The controversy was personal. My family were Baptists the way people are Catholics or Jews. It’s engraved in my DNA. I was a Ph.D. candidate at Babylon the mother of harlots, Southern Seminary in Louisville. The year the SBC banned ordination of women, my wife Sandy was ordained at St. Matthews Baptist Church, where her uncle had pastored, her father was married, and her grandparents were baptized. (Her uncle refused to attend.) I wrote curriculum for the Baptist Sunday School Board. The man who installed the modem lines connecting my computer with the BSSB warned me against writing liberal lessons!

 

Unless you’ve had surgery without anesthesia, you can’t comprehend the pain. One aged matriarch described it as “an unending funeral.” But most ordinary Baptists didn’t know or care what the brouhaha was all about.

 

Conservatives used to invite liberals to become Methodists or Presbyterians or other liberals.

 

Exit to Babylon

In the film Places in the Heart, Mose, a black itinerant, teaches a widow woman how to bring in a crop of cotton, in fact the prize-winning first bale. When the KKK shows up, a blind man identifies them by voice and stops a lynching. The widow returns from a dance to find Mose about to leave. “I best be gettin’ along , ma’am, before they come back,” he says. “Guess I got a little more attached to this place than I thought.”

 

Baptist preachers used to joke: “if the Convention ever splits, I’m going with the Annuity Board.” Some years ago, I transferred 30 years of retirement savings from the Annuity Board. But the joke puts its finger on what really fueled the SBC Armageddon: who owns the billions and billions of dollars worth of assets-the schools, the seminaries, the boards and agencies. My mother and dad gave sacrificially to SBC causes for a lifetime; they considered it giving to the Lord. How could I let people whom I viscerally despise steal what my family helped to build?

 

I realized that my folks gave to the Lord. The SBC assets belong to the Lord, not to conservatives, not to liberals, not to me. The Lord can do as the Lord pleases with them.

 

As X-rated as it gets

In the novel the Seer viewed the Yehudi as his enemy. The Yehudi had a vision of a woman swathed in the black veil with bare feet. Apparently, for a Hasidic rabbi, that’s as X-rated as it gets!
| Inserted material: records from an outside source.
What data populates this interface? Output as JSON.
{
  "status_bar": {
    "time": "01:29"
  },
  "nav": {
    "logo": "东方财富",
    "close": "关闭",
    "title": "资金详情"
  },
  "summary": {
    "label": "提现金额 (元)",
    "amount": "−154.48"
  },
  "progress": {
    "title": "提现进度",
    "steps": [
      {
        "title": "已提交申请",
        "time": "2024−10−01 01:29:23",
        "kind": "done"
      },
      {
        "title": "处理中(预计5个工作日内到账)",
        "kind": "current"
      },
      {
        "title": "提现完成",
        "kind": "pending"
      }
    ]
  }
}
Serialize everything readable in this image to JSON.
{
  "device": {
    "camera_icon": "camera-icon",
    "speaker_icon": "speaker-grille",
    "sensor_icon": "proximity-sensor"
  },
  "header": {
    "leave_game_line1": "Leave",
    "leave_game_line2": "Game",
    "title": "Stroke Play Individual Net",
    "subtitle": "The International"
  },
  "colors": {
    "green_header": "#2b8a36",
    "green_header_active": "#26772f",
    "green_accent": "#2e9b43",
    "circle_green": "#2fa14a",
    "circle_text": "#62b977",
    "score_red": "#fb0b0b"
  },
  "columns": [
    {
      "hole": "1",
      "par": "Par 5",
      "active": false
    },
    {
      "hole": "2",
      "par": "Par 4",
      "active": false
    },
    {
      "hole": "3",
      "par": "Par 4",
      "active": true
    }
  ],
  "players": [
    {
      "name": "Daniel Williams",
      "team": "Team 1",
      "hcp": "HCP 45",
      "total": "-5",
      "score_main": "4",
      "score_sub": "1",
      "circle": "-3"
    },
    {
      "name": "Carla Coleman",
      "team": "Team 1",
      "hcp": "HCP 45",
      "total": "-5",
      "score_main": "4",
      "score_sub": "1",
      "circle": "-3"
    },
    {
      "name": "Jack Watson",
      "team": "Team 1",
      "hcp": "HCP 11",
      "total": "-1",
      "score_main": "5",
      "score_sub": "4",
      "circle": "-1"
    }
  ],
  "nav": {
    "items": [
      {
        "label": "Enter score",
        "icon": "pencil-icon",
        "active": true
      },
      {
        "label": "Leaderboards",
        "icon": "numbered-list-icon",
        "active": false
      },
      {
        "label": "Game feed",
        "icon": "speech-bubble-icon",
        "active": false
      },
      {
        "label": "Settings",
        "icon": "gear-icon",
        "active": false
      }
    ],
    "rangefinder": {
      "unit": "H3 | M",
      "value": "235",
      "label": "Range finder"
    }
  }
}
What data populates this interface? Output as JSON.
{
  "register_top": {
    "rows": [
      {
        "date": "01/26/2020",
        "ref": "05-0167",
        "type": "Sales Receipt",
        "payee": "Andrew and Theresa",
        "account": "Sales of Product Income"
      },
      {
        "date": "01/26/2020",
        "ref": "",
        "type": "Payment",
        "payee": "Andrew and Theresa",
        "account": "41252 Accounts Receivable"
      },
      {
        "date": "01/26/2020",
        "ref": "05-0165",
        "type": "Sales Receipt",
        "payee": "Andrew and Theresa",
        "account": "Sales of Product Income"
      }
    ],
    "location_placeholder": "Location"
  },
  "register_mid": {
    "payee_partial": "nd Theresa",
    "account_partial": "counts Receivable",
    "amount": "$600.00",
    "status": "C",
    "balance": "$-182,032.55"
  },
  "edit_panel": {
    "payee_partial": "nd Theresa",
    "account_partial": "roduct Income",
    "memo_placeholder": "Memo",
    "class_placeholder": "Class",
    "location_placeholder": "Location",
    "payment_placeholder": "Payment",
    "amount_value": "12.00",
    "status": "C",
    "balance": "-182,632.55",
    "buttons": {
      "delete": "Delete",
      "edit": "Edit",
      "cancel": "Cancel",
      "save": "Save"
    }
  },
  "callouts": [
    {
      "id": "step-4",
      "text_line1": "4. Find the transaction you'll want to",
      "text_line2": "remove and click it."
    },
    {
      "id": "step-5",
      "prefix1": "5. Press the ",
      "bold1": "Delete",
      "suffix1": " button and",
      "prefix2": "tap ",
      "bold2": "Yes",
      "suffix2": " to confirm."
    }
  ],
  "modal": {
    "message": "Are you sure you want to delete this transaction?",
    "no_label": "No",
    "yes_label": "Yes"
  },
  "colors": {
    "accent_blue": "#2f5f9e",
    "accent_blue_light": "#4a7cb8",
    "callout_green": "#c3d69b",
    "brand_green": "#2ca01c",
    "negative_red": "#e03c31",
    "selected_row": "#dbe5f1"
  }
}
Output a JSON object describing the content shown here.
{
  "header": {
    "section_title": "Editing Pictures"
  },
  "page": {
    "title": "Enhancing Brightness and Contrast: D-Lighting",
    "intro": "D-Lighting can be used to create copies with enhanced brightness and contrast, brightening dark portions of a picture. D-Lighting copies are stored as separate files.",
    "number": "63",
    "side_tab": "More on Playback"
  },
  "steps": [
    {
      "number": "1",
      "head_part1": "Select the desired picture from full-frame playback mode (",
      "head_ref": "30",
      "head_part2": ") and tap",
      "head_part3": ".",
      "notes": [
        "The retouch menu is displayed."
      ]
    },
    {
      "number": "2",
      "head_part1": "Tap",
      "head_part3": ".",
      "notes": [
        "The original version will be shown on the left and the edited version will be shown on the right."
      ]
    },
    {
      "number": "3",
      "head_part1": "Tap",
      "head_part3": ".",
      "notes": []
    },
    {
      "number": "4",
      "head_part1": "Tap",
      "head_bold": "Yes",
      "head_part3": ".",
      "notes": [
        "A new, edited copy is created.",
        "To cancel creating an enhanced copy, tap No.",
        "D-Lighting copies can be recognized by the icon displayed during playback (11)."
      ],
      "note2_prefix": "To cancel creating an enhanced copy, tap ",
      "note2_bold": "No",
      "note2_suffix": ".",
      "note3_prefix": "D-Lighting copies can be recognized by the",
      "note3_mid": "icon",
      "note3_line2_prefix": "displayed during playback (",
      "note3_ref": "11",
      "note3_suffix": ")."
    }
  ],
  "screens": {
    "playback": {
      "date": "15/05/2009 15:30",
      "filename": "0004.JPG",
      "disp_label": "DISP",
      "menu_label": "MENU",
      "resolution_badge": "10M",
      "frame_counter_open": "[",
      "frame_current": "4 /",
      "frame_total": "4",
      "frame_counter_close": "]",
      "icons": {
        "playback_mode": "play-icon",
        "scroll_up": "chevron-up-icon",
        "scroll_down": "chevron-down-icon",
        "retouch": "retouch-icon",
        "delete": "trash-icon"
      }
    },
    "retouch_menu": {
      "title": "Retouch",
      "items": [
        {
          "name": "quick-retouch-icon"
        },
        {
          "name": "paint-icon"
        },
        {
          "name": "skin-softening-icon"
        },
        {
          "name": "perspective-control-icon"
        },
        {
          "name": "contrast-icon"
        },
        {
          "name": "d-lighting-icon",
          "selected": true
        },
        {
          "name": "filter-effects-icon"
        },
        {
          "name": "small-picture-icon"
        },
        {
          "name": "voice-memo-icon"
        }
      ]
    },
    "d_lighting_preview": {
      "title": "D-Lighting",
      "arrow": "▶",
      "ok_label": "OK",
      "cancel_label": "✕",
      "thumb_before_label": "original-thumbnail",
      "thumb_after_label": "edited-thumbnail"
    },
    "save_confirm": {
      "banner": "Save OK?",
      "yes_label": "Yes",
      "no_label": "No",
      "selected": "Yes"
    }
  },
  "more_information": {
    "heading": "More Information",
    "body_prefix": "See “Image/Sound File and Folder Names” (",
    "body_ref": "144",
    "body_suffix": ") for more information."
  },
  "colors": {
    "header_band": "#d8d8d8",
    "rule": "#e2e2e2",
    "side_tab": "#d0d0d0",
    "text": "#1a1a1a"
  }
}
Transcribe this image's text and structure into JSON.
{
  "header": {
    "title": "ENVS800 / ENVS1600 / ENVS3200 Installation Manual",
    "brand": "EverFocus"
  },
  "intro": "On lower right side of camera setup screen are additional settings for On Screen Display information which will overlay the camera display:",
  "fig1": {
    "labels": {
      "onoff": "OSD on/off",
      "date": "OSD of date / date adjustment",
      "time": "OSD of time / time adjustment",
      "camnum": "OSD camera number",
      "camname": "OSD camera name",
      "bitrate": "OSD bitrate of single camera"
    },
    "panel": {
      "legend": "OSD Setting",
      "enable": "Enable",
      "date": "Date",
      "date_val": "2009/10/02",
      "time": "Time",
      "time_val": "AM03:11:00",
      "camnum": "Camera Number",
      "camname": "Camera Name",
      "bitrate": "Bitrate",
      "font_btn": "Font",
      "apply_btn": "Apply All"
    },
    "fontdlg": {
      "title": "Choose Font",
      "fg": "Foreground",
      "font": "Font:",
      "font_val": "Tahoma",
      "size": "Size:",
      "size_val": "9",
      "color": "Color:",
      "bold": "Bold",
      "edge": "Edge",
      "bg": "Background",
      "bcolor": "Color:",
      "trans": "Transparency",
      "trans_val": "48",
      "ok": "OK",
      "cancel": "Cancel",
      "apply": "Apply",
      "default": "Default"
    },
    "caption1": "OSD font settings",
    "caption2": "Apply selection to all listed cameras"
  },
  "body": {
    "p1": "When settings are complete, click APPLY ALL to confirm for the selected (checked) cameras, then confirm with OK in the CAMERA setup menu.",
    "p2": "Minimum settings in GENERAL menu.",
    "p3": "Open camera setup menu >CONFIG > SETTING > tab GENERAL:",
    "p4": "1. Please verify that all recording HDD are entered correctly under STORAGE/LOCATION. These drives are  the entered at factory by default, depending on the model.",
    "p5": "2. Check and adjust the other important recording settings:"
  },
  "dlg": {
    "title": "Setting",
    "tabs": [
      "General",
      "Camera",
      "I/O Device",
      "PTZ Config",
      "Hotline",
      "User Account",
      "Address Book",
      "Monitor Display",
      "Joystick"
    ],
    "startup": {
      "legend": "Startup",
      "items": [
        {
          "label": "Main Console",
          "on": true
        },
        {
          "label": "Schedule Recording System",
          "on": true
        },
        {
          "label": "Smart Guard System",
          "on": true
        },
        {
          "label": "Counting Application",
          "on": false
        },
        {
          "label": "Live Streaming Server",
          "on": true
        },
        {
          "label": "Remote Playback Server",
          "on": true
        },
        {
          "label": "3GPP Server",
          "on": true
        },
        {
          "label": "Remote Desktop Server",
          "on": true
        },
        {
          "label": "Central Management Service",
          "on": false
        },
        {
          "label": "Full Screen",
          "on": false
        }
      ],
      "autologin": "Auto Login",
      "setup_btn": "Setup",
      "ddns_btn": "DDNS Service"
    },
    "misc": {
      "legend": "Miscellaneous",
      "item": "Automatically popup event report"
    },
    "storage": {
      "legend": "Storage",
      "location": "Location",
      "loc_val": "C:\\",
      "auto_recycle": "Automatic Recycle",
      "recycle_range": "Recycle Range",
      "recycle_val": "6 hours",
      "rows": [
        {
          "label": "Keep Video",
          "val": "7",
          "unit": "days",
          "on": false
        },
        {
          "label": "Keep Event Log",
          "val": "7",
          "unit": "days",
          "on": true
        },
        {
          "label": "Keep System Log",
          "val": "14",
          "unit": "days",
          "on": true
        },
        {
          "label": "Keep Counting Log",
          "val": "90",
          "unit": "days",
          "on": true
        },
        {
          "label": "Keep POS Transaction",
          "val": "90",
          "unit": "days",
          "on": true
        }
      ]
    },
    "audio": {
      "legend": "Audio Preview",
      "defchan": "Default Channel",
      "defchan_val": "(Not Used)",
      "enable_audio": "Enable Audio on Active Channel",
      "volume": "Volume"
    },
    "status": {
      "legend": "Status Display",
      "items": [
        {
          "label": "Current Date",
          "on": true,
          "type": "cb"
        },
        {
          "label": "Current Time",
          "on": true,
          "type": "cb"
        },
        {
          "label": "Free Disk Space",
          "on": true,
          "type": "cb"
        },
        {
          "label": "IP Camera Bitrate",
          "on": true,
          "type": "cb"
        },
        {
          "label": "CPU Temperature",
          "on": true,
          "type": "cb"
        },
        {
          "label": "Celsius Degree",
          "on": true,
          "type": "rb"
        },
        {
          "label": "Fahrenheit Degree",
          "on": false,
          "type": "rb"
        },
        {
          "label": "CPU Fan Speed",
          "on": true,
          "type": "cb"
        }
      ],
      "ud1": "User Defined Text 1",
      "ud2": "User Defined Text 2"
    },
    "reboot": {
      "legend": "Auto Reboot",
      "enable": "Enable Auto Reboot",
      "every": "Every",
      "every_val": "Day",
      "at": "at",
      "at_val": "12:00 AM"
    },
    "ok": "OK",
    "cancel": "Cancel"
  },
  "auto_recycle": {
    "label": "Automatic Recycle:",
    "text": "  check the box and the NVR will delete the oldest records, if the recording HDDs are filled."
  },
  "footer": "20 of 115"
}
The woman spoke: “I am weary unto death, for ye have hunted me down. I am sick unto death, for ye have tormented me. I am shamed, for ye have denied me. Ye are the tyrant, who keeps me in exile.

 

“When ye are hostile to each other, ye hunt me down. When ye plot evil against each other, ye torment me. When ye slander each other, ye deny me. Each of you exiles his comrades and so together ye exile me.”

 

[The woman raises her veil and asks:] “When shall I find rest? When may I go home?”

(p. 229)

 

In returning and rest

Spoiler: The Yehudi gave his life for the Seer and for the woman, the Shechinah in exile. I won’t pin it down with an exact quote, but Buber believed that each of us can redeem evil by teshubah (from the root shuv, often rendered repent), by returning, by using the evil impulse the yetzer ha-ra for good.

 

For thus said the Lord God, the Holy One of Israel: In returning and rest you shall be saved; in quietness and in trust shall be your strength. Isaiah 30:15 (NRSV)

 

Buber’s story of two rabbis, far more alike than they are different, challenges me to find the evil impulse within me; and to deny that within which divides the world into people of God versus Gog and Magog.